Today's weather went from hot and humid to dry, cool and breezy. Summer to Autumn in just a few hours... sometimes change comes at us quickly, but more often it comes oh so gently, quietly creeping up. What happened? Where did the time go? You were just 5 years old and now your 33.
One Sunday afternoon, we are all eating at grandma's for dinner and then some strangers are living in her house.
I'm still here. You are still here and we all move forward... watching all the changes occur, some subtle, some come at us ferociously.
Just today I saw the Japanese maple across the street from my moms. It had one orange leaf among all the green leaves. Just one.

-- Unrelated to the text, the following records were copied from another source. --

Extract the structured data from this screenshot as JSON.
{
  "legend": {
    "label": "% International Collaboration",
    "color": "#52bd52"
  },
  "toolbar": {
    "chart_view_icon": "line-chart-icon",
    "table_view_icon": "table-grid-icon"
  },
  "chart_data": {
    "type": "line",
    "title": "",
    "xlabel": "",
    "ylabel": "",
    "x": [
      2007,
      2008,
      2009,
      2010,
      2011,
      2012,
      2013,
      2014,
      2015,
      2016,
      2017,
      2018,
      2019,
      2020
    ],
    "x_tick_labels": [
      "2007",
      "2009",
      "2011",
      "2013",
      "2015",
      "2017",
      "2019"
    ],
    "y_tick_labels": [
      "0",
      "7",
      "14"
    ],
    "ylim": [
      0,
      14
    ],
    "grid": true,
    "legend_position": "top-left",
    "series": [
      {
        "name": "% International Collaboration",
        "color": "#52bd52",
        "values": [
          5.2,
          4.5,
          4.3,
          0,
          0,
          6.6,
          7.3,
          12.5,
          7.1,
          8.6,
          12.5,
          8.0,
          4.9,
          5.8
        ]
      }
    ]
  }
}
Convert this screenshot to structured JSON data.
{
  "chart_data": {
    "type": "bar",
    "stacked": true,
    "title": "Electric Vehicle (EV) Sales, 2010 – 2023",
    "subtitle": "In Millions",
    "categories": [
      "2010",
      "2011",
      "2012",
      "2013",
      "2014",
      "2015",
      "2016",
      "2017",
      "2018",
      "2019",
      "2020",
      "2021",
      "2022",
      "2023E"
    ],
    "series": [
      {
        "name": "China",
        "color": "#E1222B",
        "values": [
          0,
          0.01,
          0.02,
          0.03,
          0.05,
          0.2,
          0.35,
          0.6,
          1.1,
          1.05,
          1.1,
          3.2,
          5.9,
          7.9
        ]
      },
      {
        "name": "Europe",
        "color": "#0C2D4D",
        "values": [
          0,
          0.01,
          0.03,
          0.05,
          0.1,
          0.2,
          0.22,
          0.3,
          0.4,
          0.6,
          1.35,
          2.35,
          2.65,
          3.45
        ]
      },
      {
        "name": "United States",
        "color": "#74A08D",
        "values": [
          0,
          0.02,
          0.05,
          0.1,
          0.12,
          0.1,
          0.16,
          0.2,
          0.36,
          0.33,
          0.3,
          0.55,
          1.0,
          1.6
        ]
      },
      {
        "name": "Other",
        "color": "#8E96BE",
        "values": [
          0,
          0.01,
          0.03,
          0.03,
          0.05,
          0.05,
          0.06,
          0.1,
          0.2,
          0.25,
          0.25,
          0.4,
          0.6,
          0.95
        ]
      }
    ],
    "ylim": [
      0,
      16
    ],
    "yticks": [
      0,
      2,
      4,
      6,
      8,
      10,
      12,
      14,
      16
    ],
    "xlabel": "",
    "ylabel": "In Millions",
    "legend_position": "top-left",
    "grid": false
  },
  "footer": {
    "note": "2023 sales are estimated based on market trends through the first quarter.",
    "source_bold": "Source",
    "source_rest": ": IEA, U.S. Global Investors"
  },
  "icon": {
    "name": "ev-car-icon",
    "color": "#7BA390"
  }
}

Tomorrow that will change.
Cycles are so much more obvious to me in Autumn and Spring. I observe more, I am aware.
I want things to linger. I want to savor it, hang on to it. Not so much in winter and summer. Too extreme for me and it is fine that they pass quickly.
I want to hang on to children, savor their childishness and innocence. I watch my students change from year to year. I am watching my mother age, my son be an adult.
Where the sacredness comes in is in the allowing. Allowing it all gracefully. Accepting change, knowing with it comes renewal, growth, spiritual growth.
If it does not pass away, there cannot be seeds for the future.
I want to see it all through sacred eyes, graceful, sacred eyes.
1 comment:
Wow, you summed up how I feel on a daily basis. I can't stop fathoming how the years just whiz right on past. I often have memory flashbacks during naps on the weekend and get weepy for all those little moments that I will never enjoy again. And where will those memories end up one day?